Feature Selection QUBO (Quadratic Unconstrained Binary Optimization)

Note

Installation Required: This functionality requires MATLAB Support Package for Quantum Computing.

Feature Selection Overview

Feature selection is a dimensionality reduction technique used to select a subset of features (predictor variables) that provide the best predictive power in modeling a set of data for classification or regression.

Feature selection can be used to:

Prevent overfitting — Avoid modeling with an excessive number of features that are more susceptible to rote-learning-specific training examples.
Reduce model size — Increase computational performance with high-dimensional data or prepare a model for embedded deployment when memory might be limited.
Improve interpretability — Use fewer features, which might help identify those that affect model behavior.

Based on Mücke, Heese, Müller, Wolter, and Piatkowski [1], you can perform feature selection by using a QUBO model to select relevant predictors.

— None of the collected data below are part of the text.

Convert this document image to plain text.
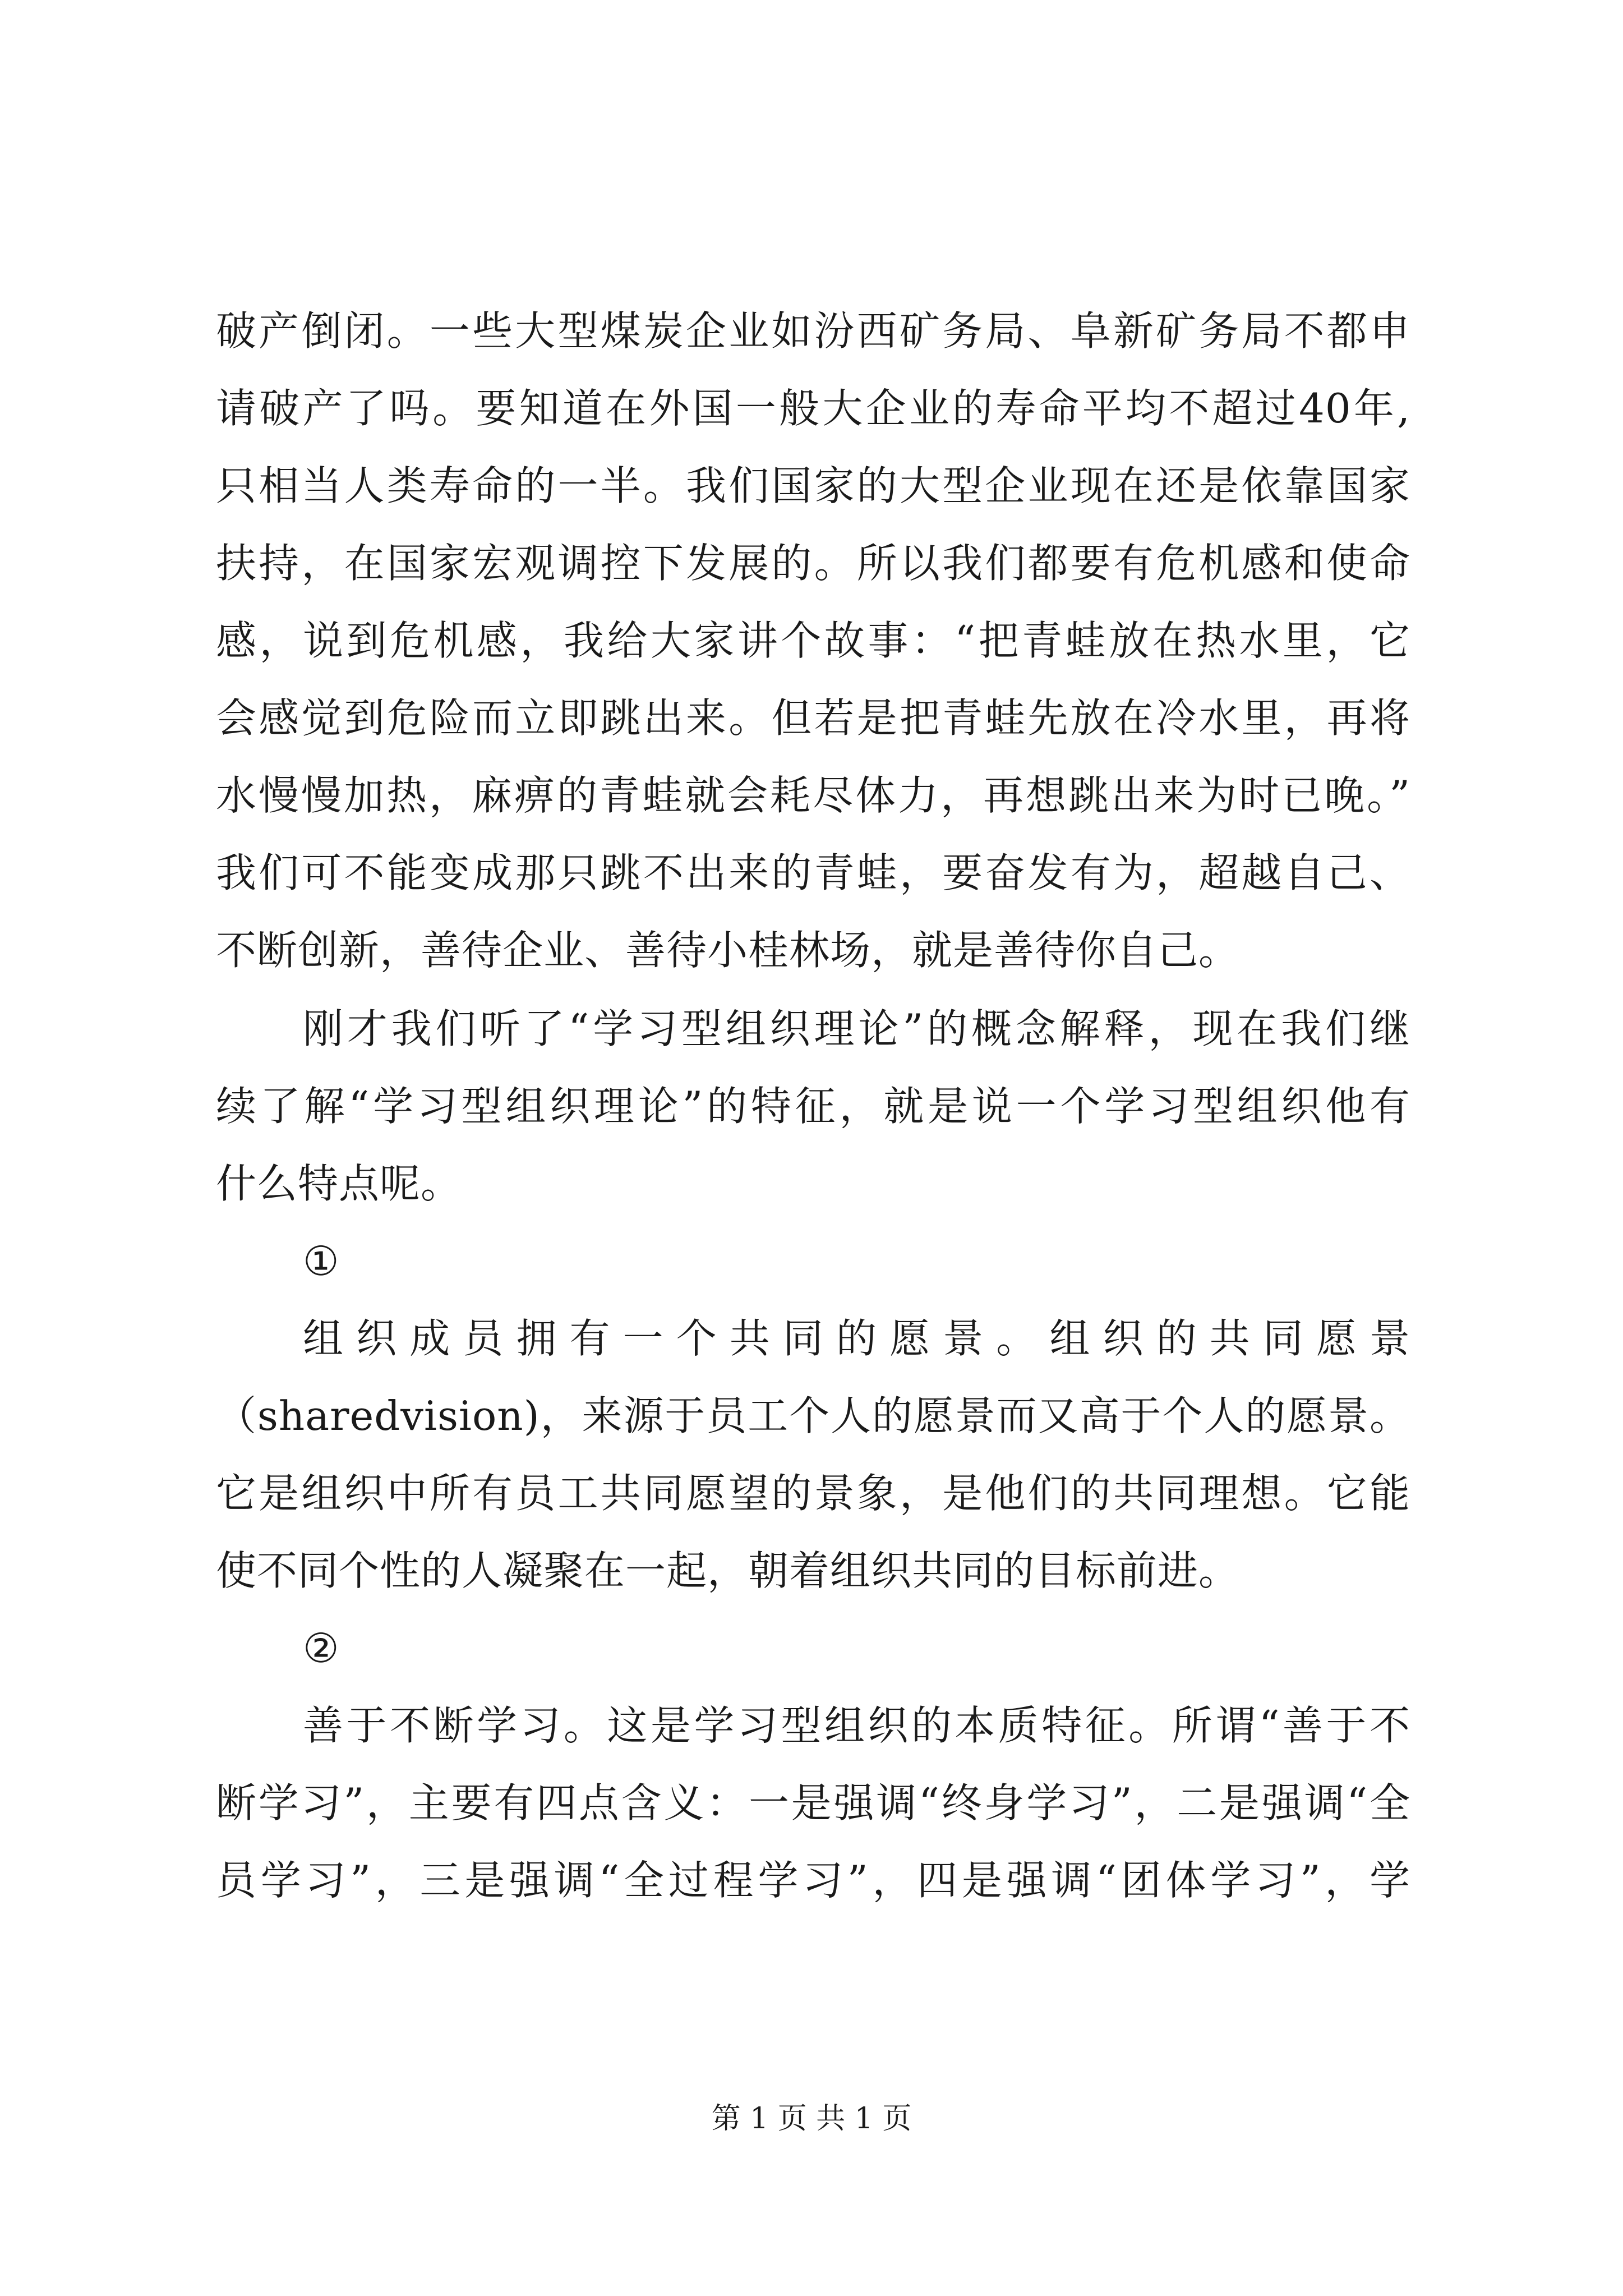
破产倒闭。一些大型煤炭企业如汾西矿务局、阜新矿务局不都申
请破产了吗。要知道在外国一般大企业的寿命平均不超过40年,
只相当人类寿命的一半。我们国家的大型企业现在还是依靠国家
扶持，在国家宏观调控下发展的。所以我们都要有危机感和使命
感，说到危机感，我给大家讲个故事：“把青蛙放在热水里，它
会感觉到危险而立即跳出来。但若是把青蛙先放在冷水里，再将
水慢慢加热，麻痹的青蛙就会耗尽体力，再想跳出来为时已晚。”
我们可不能变成那只跳不出来的青蛙，要奋发有为，超越自己、
不断创新，善待企业、善待小桂林场，就是善待你自己。
刚才我们听了“学习型组织理论”的概念解释，现在我们继
续了解“学习型组织理论”的特征，就是说一个学习型组织他有
什么特点呢。
①
组织成员拥有一个共同的愿景。组织的共同愿景
（sharedvision)，来源于员工个人的愿景而又高于个人的愿景。
它是组织中所有员工共同愿望的景象，是他们的共同理想。它能
使不同个性的人凝聚在一起，朝着组织共同的目标前进。
②
善于不断学习。这是学习型组织的本质特征。所谓“善于不
断学习”，主要有四点含义：一是强调“终身学习”，二是强调“全
员学习”，三是强调“全过程学习”，四是强调“团体学习”，学
第 1 页 共 1 页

Specifically, given a set of N scalar observations y(i), where the observations are associated with p variables (the predictors) x(i,j) for i = 1 through N and j = 1 through p. The problem is to find a subset of the p predictors such that the resulting model gives accurate predictions of the observations.

QUBO Data Model

As noted in [1], the suggested process for creating a QUBO data model is as follows:

Specify the input data as an N-by-p matrix X, where each row is one data point.
Specify the response data as an N-by-1 vector Y, where Y(i) is the response to the row X(i,:).
Calculate the matrix R(i,j) for i and j from 1 through p as the mutual information between columns i and j of X. R(i,j) represents the redundancy between pairs of features. The mutual information is a nonnegative quantity that can be estimated by binning the data and counting entries in each bin to estimate the associated probabilities. For more information, see https://en.wikipedia.org/wiki/Mutual_information.
Similarly, calculate the vector J(i) for i from 1 through p as the mutual information between column i of X and the response variable Y. The quantity J(i) is nonnegative and represents the strength of the coupling between column i and the response Y.
For each value a from 0 through 1, define the QUBO as
Q_a = (1 – a)R – diag(aJ).

Because each R and J entry is nonnegative, the minimum of the QUBO problem is at the point [1,1,…,1] for a = 1 and the point [0,0,…,0] for a = 0. In [1], Mücke proves that in nontrivial problems, for each k from 0 through p, there is a value a such that the number of nonzero entries in the solution to Q_a is equal to k. In other words, for each number of predictors k, there is a QUBO problem Q_a whose solution has exactly k nonzero entries. These entries represent the data columns in X that best match the Y data while not matching the other data columns.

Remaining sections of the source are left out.